Scientists have discovered a new "short-crested lizard" dinosaur species in Montana, and the findings could represent the transition between a non-crested ancestor like Acristavus and the large crests seen in adult Brachylophosaurus. The dinosaur had a small triangular bony crest extending from its skull.

The newly-discovered species, dubbed Probrachylophosaurus berge, was a hadrosaurine dinosaur that walked the Earth around what is now the Judith River formation about 79.5 million years ago, the Public Library of Sciences reported.

"This part of the Judith River Formation represents a slice of time intermediate between areas where lots of dinosaur fossils have been collected in the past. The new species that we find here are 'missing links' between known dinosaur species, so it's a really exciting field area," said Elizabeth Freedman Fowler of Montana State University.

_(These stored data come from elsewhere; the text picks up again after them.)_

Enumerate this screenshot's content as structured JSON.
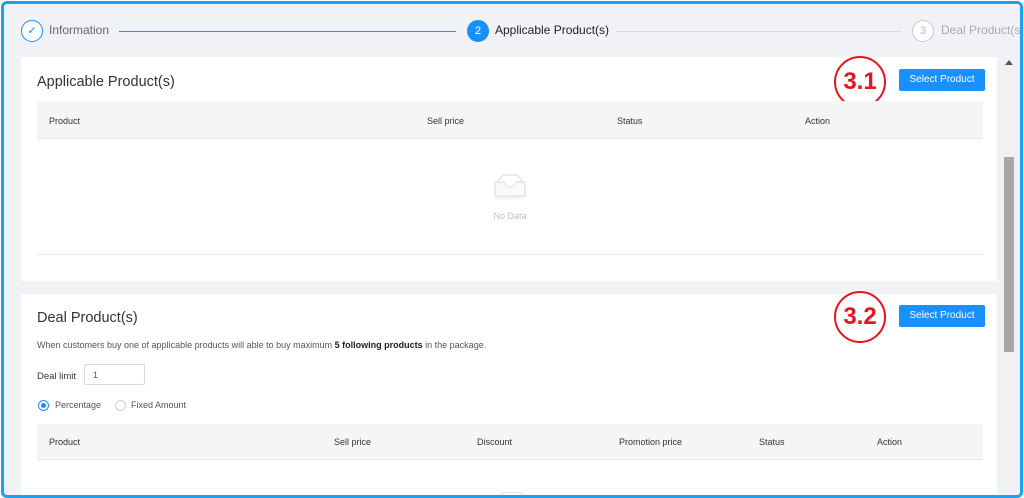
{
  "steps": [
    {
      "label": "Information",
      "state": "done",
      "marker": "✓"
    },
    {
      "label": "Applicable Product(s)",
      "state": "active",
      "marker": "2"
    },
    {
      "label": "Deal Product(s)",
      "state": "waiting",
      "marker": "3"
    }
  ],
  "applicable": {
    "title": "Applicable Product(s)",
    "select_label": "Select Product",
    "annotation": "3.1",
    "columns": [
      "Product",
      "Sell price",
      "Status",
      "Action"
    ],
    "empty_text": "No Data"
  },
  "deal": {
    "title": "Deal Product(s)",
    "select_label": "Select Product",
    "annotation": "3.2",
    "desc_prefix": "When customers buy one of applicable products will able to buy maximum ",
    "desc_bold": "5 following products",
    "desc_suffix": " in the package.",
    "limit_label": "Deal limit",
    "limit_value": "1",
    "radio_options": [
      {
        "label": "Percentage",
        "checked": true
      },
      {
        "label": "Fixed Amount",
        "checked": false
      }
    ],
    "columns": [
      "Product",
      "Sell price",
      "Discount",
      "Promotion price",
      "Status",
      "Action"
    ]
  },
  "colors": {
    "primary": "#1890ff",
    "frame_border": "#1aa1f0",
    "annotation": "#e8131b"
  },
  "icons": [
    "check-icon",
    "empty-inbox-icon",
    "scroll-up-arrow-icon"
  ]
}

Probrachylophosaurus' bony triangular nasal crest is somewhere in between what is seen in Acristavus and Brachylophosaurus. The fascinating feature may represent a transition between a transitional nasal shape of non-crested ancestors and large flat posteriorly oriented nasal crest of later species. The findings make sense because Probrachylophosaurus is believed to have lived between the times of Acristavus and Brachylophosaurus, making it an excellent candidate for an intermediate evolutionary link.

"In the early years of dinosaur paleontology, specimens were collected as isolated points, each so morphologically unique that their evolutionary relationships were difficult to determine. As more fossil specimens are collected, the gaps in morphology that previously separated species are being filled," the researchers wrote in the study.

The findings were published in a recent edition of the journal PLOS One.